I want both/all of the "debugger" and the "live coding" features. And everything else. All married well in a glorious IDE experience. Being able to stop the world is very useful to me. Being able to play with thing live is also. I beg nobody to throw babies out or forget to put them in the bath.

Then what is [the best way

Then what is [the best way to transition from vague and intuitive to formal]? Because programmers spend a lot of time figuring out what code to write, not just looking at code that is already written.

I don't know. Perhaps relational diagrams of some sort. Perhaps any one of a thousand things beyond my limited knowledge of HCI. Perhaps even paper and pencil.

Has your opinion on paper and pencil's unsuitability been tested against the best prototype development environments? That would be a useful addition to this empirical study thread, as all opinions on this matter seem to be anecdotal at this point.

One of the tests in the above study demonstrated that engaging system 2 lead to deeper understanding of a scenario than engaging system 1 (the mp3 player description experiment). If so, then system 2 ought to be used at the beginning of design when reading the requirements, and system 1 to write out the relationships you've now internalized, possibly with brief interruptions of system 2 if you're expressing important invariants and such.

Viewing software as a uniquely, or even primarily, a system 1 process just seems incorrect. Optimal results would seem to require quite a bit of give and take.

But you previously said: [...] So what is it then?

I previously simply stated your claim about OOP and functional languages and the implications of this study if those claims are true. I've now said that I'm skeptical your claims are true, at least to the extent you've described elsewhere.

That they focus on these elegant solutions biases me to think that they are necessary for writing code in Haskell. How quick and dirty can Haskell code be?

Since you're obviously familiar with Scala, you can write Haskell98 code that's just case classes and straight pattern matching. If you need to abstract over a number of such types, like you would by adding an interface to a number of objects, then you just add a type class and the requisite instances. Integrating with existing code is the most challenging part if that library uses elaborate types for effectful code, but anecdotal reports suggest this largely becomes a matter of getting used to the incantations, like what happens when familiarizing yourself with any new language's standard library.

System 1 Software Development

Viewing software as a uniquely, or even primarily, a system 1 process just seems incorrect.
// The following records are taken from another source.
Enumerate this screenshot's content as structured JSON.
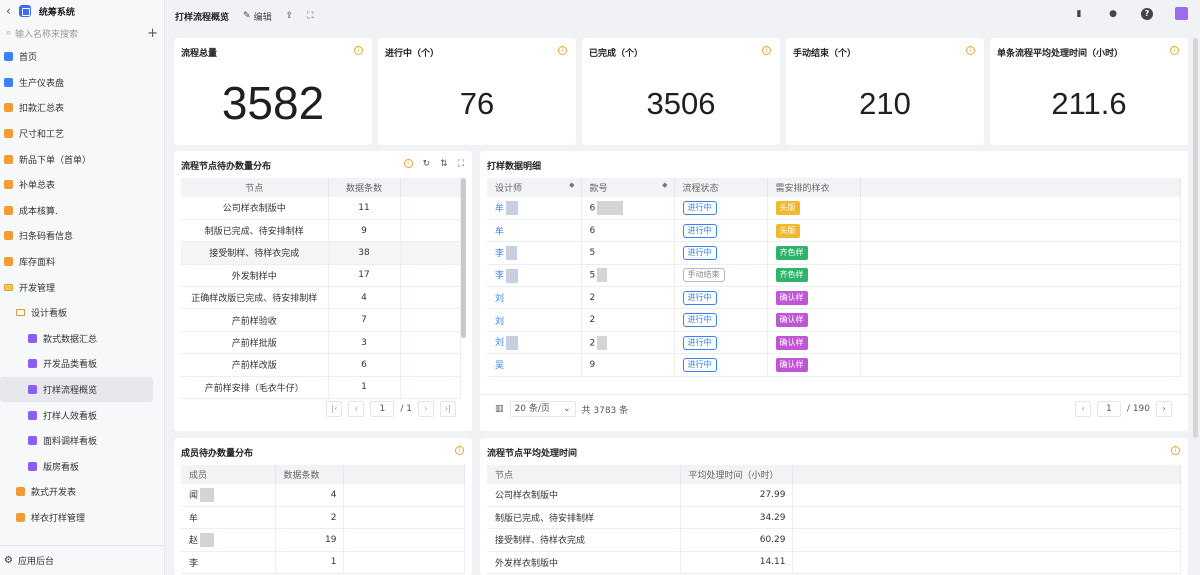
{
  "app": {
    "title": "统筹系统"
  },
  "sidebar": {
    "search_placeholder": "输入名称来搜索",
    "items": [
      {
        "label": "首页",
        "level": 0,
        "icon": "home-icon"
      },
      {
        "label": "生产仪表盘",
        "level": 0,
        "icon": "dashboard-icon"
      },
      {
        "label": "扣款汇总表",
        "level": 0,
        "icon": "table-icon"
      },
      {
        "label": "尺寸和工艺",
        "level": 0,
        "icon": "table-icon"
      },
      {
        "label": "新品下单（首单）",
        "level": 0,
        "icon": "table-icon"
      },
      {
        "label": "补单总表",
        "level": 0,
        "icon": "table-icon"
      },
      {
        "label": "成本核算.",
        "level": 0,
        "icon": "gear-icon"
      },
      {
        "label": "扫条码看信息",
        "level": 0,
        "icon": "table-icon"
      },
      {
        "label": "库存面料",
        "level": 0,
        "icon": "table-icon"
      },
      {
        "label": "开发管理",
        "level": 0,
        "icon": "folder-icon"
      },
      {
        "label": "设计看板",
        "level": 1,
        "icon": "folder-icon"
      },
      {
        "label": "款式数据汇总",
        "level": 2,
        "icon": "chart-icon"
      },
      {
        "label": "开发品类看板",
        "level": 2,
        "icon": "chart-icon"
      },
      {
        "label": "打样流程概览",
        "level": 2,
        "icon": "chart-icon"
      },
      {
        "label": "打样人效看板",
        "level": 2,
        "icon": "chart-icon"
      },
      {
        "label": "面料调样看板",
        "level": 2,
        "icon": "chart-icon"
      },
      {
        "label": "版房看板",
        "level": 2,
        "icon": "chart-icon"
      },
      {
        "label": "款式开发表",
        "level": 1,
        "icon": "table-icon"
      },
      {
        "label": "样衣打样管理",
        "level": 1,
        "icon": "table-icon"
      }
    ],
    "bottom_label": "应用后台"
  },
  "header": {
    "title": "打样流程概览",
    "edit_label": "编辑"
  },
  "stats": [
    {
      "title": "流程总量",
      "value": "3582"
    },
    {
      "title": "进行中（个）",
      "value": "76"
    },
    {
      "title": "已完成（个）",
      "value": "3506"
    },
    {
      "title": "手动结束（个）",
      "value": "210"
    },
    {
      "title": "单条流程平均处理时间（小时）",
      "value": "211.6"
    }
  ],
  "node_pending": {
    "title": "流程节点待办数量分布",
    "columns": [
      "节点",
      "数据条数"
    ],
    "rows": [
      [
        "公司样衣制版中",
        "11"
      ],
      [
        "制版已完成、待安排制样",
        "9"
      ],
      [
        "接受制样、待样衣完成",
        "38"
      ],
      [
        "外发制样中",
        "17"
      ],
      [
        "正确样改版已完成、待安排制样",
        "4"
      ],
      [
        "产前样验收",
        "7"
      ],
      [
        "产前样批版",
        "3"
      ],
      [
        "产前样改版",
        "6"
      ],
      [
        "产前样安排（毛衣牛仔）",
        "1"
      ]
    ],
    "page": "1",
    "page_total": "/ 1"
  },
  "sample_detail": {
    "title": "打样数据明细",
    "columns": [
      "设计师",
      "款号",
      "流程状态",
      "需安排的样衣"
    ],
    "rows": [
      {
        "designer": "牟",
        "code": "6",
        "status": "进行中",
        "sample": "头版",
        "color": "#f2b830"
      },
      {
        "designer": "牟",
        "code": "6",
        "status": "进行中",
        "sample": "头版",
        "color": "#f2b830"
      },
      {
        "designer": "李",
        "code": "5",
        "status": "进行中",
        "sample": "齐色样",
        "color": "#2fb36b"
      },
      {
        "designer": "李",
        "code": "5",
        "status": "手动结束",
        "sample": "齐色样",
        "color": "#2fb36b"
      },
      {
        "designer": "刘",
        "code": "2",
        "status": "进行中",
        "sample": "确认样",
        "color": "#c056d6"
      },
      {
        "designer": "刘",
        "code": "2",
        "status": "进行中",
        "sample": "确认样",
        "color": "#c056d6"
      },
      {
        "designer": "刘",
        "code": "2",
        "status": "进行中",
        "sample": "确认样",
        "color": "#c056d6"
      },
      {
        "designer": "吴",
        "code": "9",
        "status": "进行中",
        "sample": "确认样",
        "color": "#c056d6"
      }
    ],
    "page_size": "20 条/页",
    "total": "共 3783 条",
    "page": "1",
    "page_total": "/ 190"
  },
  "member_pending": {
    "title": "成员待办数量分布",
    "columns": [
      "成员",
      "数据条数"
    ],
    "rows": [
      [
        "闻",
        "4"
      ],
      [
        "牟",
        "2"
      ],
      [
        "赵",
        "19"
      ],
      [
        "李",
        "1"
      ]
    ]
  },
  "node_avg_time": {
    "title": "流程节点平均处理时间",
    "columns": [
      "节点",
      "平均处理时间（小时）"
    ],
    "rows": [
      [
        "公司样衣制版中",
        "27.99"
      ],
      [
        "制版已完成、待安排制样",
        "34.29"
      ],
      [
        "接受制样、待样衣完成",
        "60.29"
      ],
      [
        "外发样衣制版中",
        "14.11"
      ]
    ]
  },
  "colors": {
    "accent": "#3b82f6",
    "warning": "#e8a33d"
  }
}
Optimal results would seem to require quite a bit of give and take.

Software as written today might be mostly system 2. But many people feel it shouldn't be this way, that software today is not developed optimally and is not nearly as accessible as it could be or should be.

I believe that PX and UX should be fully unified. Using applications - even posting to a forum like LtU - should be usefully viewable as 'programming'. Developing rich interactive forums - e.g. something akin to REPLs, interactive fictions, console apps, or MUDs - should be trivial from within the same forum (rather than going to edit a separate codebase). Further, barriers between applications must be lowered such that apps can easily be composed, integrated, refactored, abstracted, and reasoned about like language constructs.

In this context, the vast majority of 'code' is first order. Abstraction, in this world, isn't the primary approach to software development. Rather, we mostly just grow a first-order codebase. Abstraction is something to help with repetitive tasks, improve consistency, reduce latency, or derive information from data embedded in the codebase. A bit like user-macros, wiki templates, and a bit of query language or search.

Requirements aren't something we start with. They're something that we develop together with the software. Unless, of course, we already have written a lot of similar software... in which case, the requirements should have appropriate abstractions (types, interfaces, APIs, etc.) already. The main special case for requirements coming ahead of the software is when we're first implementing requirements known from experience in other programs or programming languages.

The details may be unique to my vision, but the theme of pushing much software into system 1 thinking is not. Looking into history, we can see Seymour Papert (with Logo), Alan Kay (with direct manipulation of objects as APIs in early Smalltalk environments), developers of Hypercard, 'Experiments in Oval', Morphic, spreadsheets, all different takes on similar ideas. More recent efforts include Sean McDirmid's work on YinYang and his more recent IDEs, Chris Granger's Eve, Paul Chiusano's Unison, and my own Awelon project.

It's important to support system 2 thinking, of course, but it doesn't need to be primary. Really, it could be an afterthought, with the benefits of hindsight, rather than something that happens before we begin programming.

Software as written today

Software as written today might be mostly system 2.

I don't think that's the case. I think most programmers primarily use system 1 once they're comfortable with their language and environment. Perhaps our languages and tools are still poorly adapted to system 1, as I think Sean would say, but there's definitely plenty of fast and loose development going on, rather than slow, careful and deliberate development characteristic of system 2.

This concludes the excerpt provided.